I wrench the steering wheel hard to the right, feeling the car go into a controlled slide that's anything but controlled, the back end fishtailing as I fight to regain command of two tons of metal and momentum. The world becomes a blur of rain and headlights and the sound of tires squealing against wet pavement as I pray to whatever gods might be listening that I can pull out of this without killing myself or anyone else.
The car spins once, twice, the centrifugal force pressing me against the door as everything outside the windows becomes a kaleidoscope of darkness and reflected light. I can feel the moment when the tires find purchase again, when the laws of physics decide to show mercy instead of delivering the punishment I probably deserve for being so reckless.

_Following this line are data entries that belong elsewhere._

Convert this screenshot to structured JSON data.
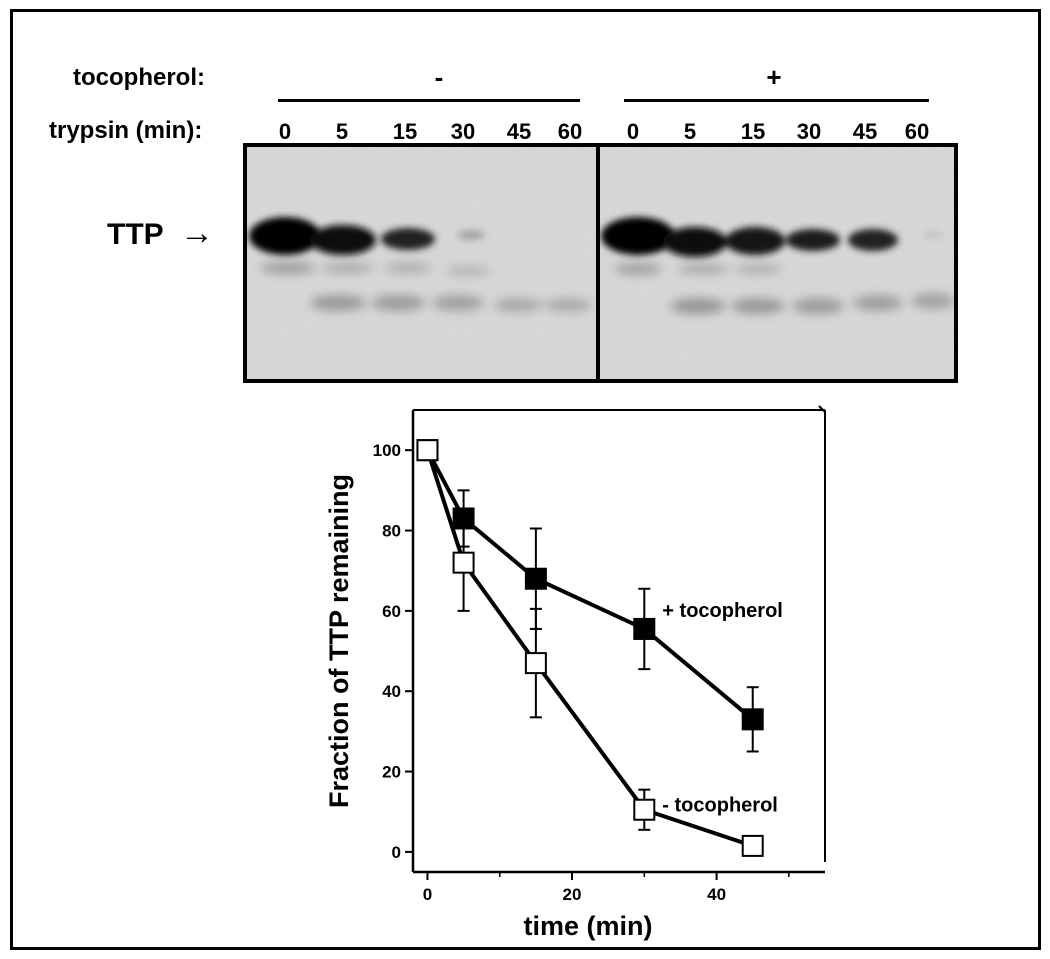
{
  "gel": {
    "tocopherol_label": "tocopherol:",
    "trypsin_label": "trypsin (min):",
    "minus_sign": "-",
    "plus_sign": "+",
    "lanes_minus": [
      "0",
      "5",
      "15",
      "30",
      "45",
      "60"
    ],
    "lanes_plus": [
      "0",
      "5",
      "15",
      "30",
      "45",
      "60"
    ],
    "band_label": "TTP",
    "arrow": "→"
  },
  "chart_data": {
    "type": "line",
    "title": "",
    "xlabel": "time (min)",
    "ylabel": "Fraction of TTP remaining",
    "xlim": [
      -2,
      55
    ],
    "ylim": [
      -5,
      110
    ],
    "xticks": [
      0,
      20,
      40
    ],
    "yticks": [
      0,
      20,
      40,
      60,
      80,
      100
    ],
    "series": [
      {
        "name": "+ tocopherol",
        "marker": "filled-square",
        "x": [
          0,
          5,
          15,
          30,
          45
        ],
        "y": [
          100,
          83,
          68,
          55.5,
          33
        ],
        "error": [
          0,
          7,
          12.5,
          10,
          8
        ]
      },
      {
        "name": "- tocopherol",
        "marker": "open-square",
        "x": [
          0,
          5,
          15,
          30,
          45
        ],
        "y": [
          100,
          72,
          47,
          10.5,
          1.5
        ],
        "error": [
          0,
          12,
          13.5,
          5,
          0
        ]
      }
    ]
  }
}
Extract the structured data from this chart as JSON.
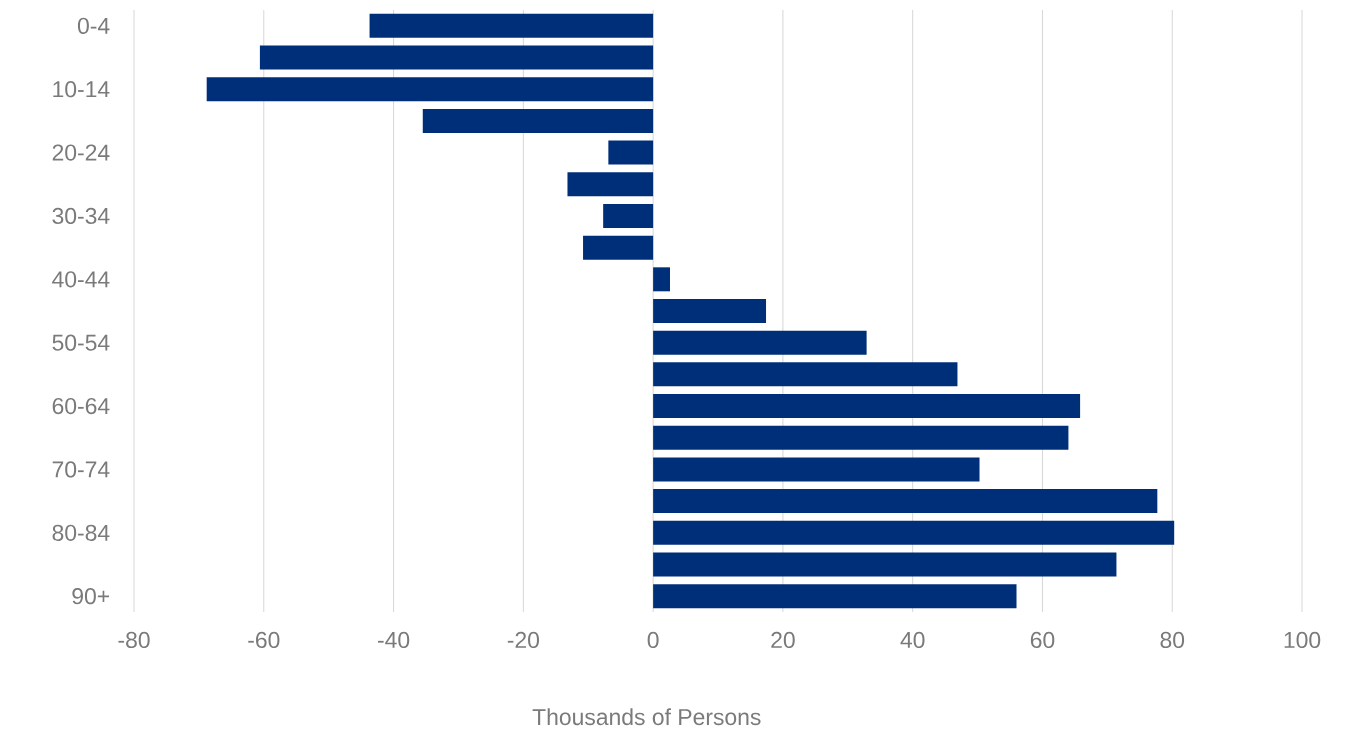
{
  "chart_data": {
    "type": "bar",
    "orientation": "horizontal",
    "xlabel": "Thousands of Persons",
    "categories": [
      "0-4",
      null,
      "10-14",
      null,
      "20-24",
      null,
      "30-34",
      null,
      "40-44",
      null,
      "50-54",
      null,
      "60-64",
      null,
      "70-74",
      null,
      "80-84",
      null,
      "90+"
    ],
    "values": [
      -43.7,
      -60.6,
      -68.8,
      -35.5,
      -6.9,
      -13.2,
      -7.7,
      -10.8,
      2.6,
      17.4,
      32.9,
      46.9,
      65.8,
      64.0,
      50.3,
      77.7,
      80.3,
      71.4,
      56.0
    ],
    "color": "#002f7a",
    "xlim": [
      -80,
      100
    ],
    "xticks": [
      -80,
      -60,
      -40,
      -20,
      0,
      20,
      40,
      60,
      80,
      100
    ],
    "grid": "x"
  }
}
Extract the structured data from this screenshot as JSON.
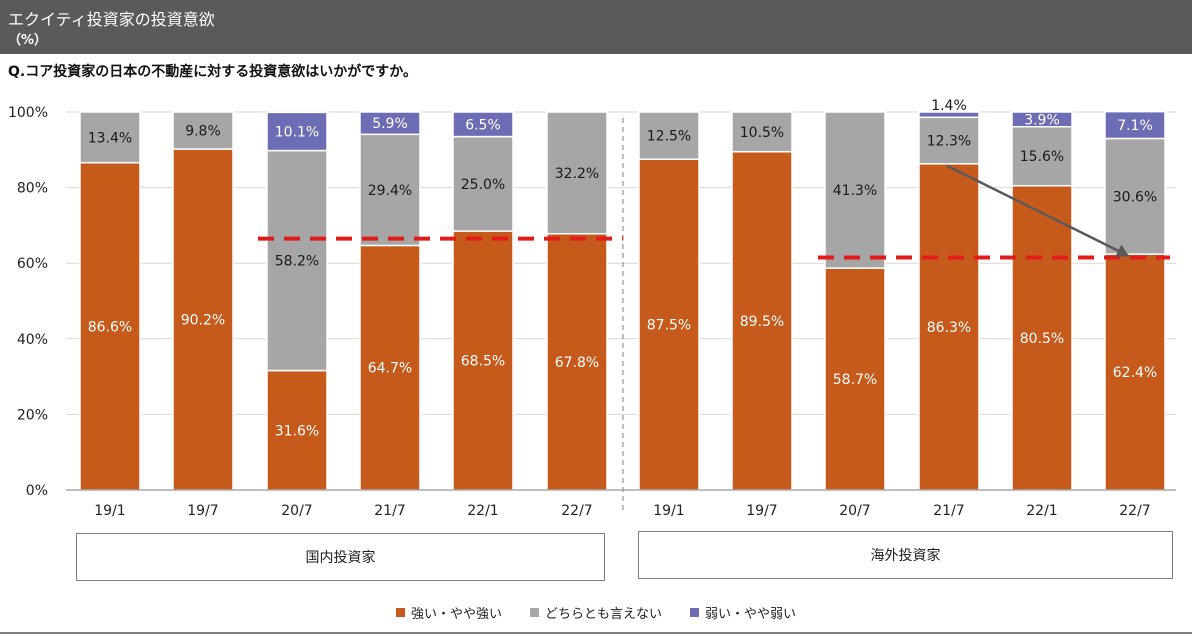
{
  "header": {
    "title": "エクイティ投資家の投資意欲",
    "unit": "（%）"
  },
  "question": "Q.コア投資家の日本の不動産に対する投資意欲はいかがですか。",
  "colors": {
    "strong": "#c55a1b",
    "neutral": "#a6a6a6",
    "weak": "#6d6db5",
    "dashed_line": "#e31b1b",
    "arrow": "#595959",
    "header_bg": "#5a5a5a"
  },
  "groups": [
    {
      "label": "国内投資家"
    },
    {
      "label": "海外投資家"
    }
  ],
  "chart_data": {
    "type": "bar",
    "stacked": true,
    "ylim": [
      0,
      100
    ],
    "yticks": [
      0,
      20,
      40,
      60,
      80,
      100
    ],
    "ytick_labels": [
      "0%",
      "20%",
      "40%",
      "60%",
      "80%",
      "100%"
    ],
    "categories": [
      "19/1",
      "19/7",
      "20/7",
      "21/7",
      "22/1",
      "22/7",
      "19/1",
      "19/7",
      "20/7",
      "21/7",
      "22/1",
      "22/7"
    ],
    "series": [
      {
        "name": "強い・やや強い",
        "key": "strong",
        "values": [
          86.6,
          90.2,
          31.6,
          64.7,
          68.5,
          67.8,
          87.5,
          89.5,
          58.7,
          86.3,
          80.5,
          62.4
        ],
        "labels": [
          "86.6%",
          "90.2%",
          "31.6%",
          "64.7%",
          "68.5%",
          "67.8%",
          "87.5%",
          "89.5%",
          "58.7%",
          "86.3%",
          "80.5%",
          "62.4%"
        ]
      },
      {
        "name": "どちらとも言えない",
        "key": "neutral",
        "values": [
          13.4,
          9.8,
          58.2,
          29.4,
          25.0,
          32.2,
          12.5,
          10.5,
          41.3,
          12.3,
          15.6,
          30.6
        ],
        "labels": [
          "13.4%",
          "9.8%",
          "58.2%",
          "29.4%",
          "25.0%",
          "32.2%",
          "12.5%",
          "10.5%",
          "41.3%",
          "12.3%",
          "15.6%",
          "30.6%"
        ]
      },
      {
        "name": "弱い・やや弱い",
        "key": "weak",
        "values": [
          0,
          0,
          10.1,
          5.9,
          6.5,
          0,
          0,
          0,
          0,
          1.4,
          3.9,
          7.1
        ],
        "labels": [
          "",
          "",
          "10.1%",
          "5.9%",
          "6.5%",
          "",
          "",
          "",
          "",
          "1.4%",
          "3.9%",
          "7.1%"
        ]
      }
    ],
    "reference_lines": [
      {
        "group": "国内投資家",
        "value": 66.5,
        "style": "dashed"
      },
      {
        "group": "海外投資家",
        "value": 61.5,
        "style": "dashed"
      }
    ],
    "arrow": {
      "from_category_index": 9,
      "from_value": 86.3,
      "to_category_index": 11,
      "to_value": 62.4
    },
    "legend": [
      "強い・やや強い",
      "どちらとも言えない",
      "弱い・やや弱い"
    ],
    "legend_position": "bottom"
  }
}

Miraculously, impossibly, the car comes to a stop just inches from the guardrail that separates the road from a cliff that drops straight down into nothing. I can see the edge in my headlights, can feel how close I came to joining the statistics of drivers who pushed too hard and paid the ultimate price.
"Mother fucker," I curse, the words coming out in a breathless whisper as I realize I can barely breathe. My hands are shaking so violently that I just stare at them, watching my fingers tremble like leaves in a hurricane while my heart hammers against my ribs.
My eyes tear up, but instead of breaking down into the sobbing mess I probably should be, I laugh. The sound is wild and unhinged and probably indicates some kind of psychological break, but the adrenaline is rushing through my system like thepurest drug imaginable, making everything feel electric and alive and absolutely insane.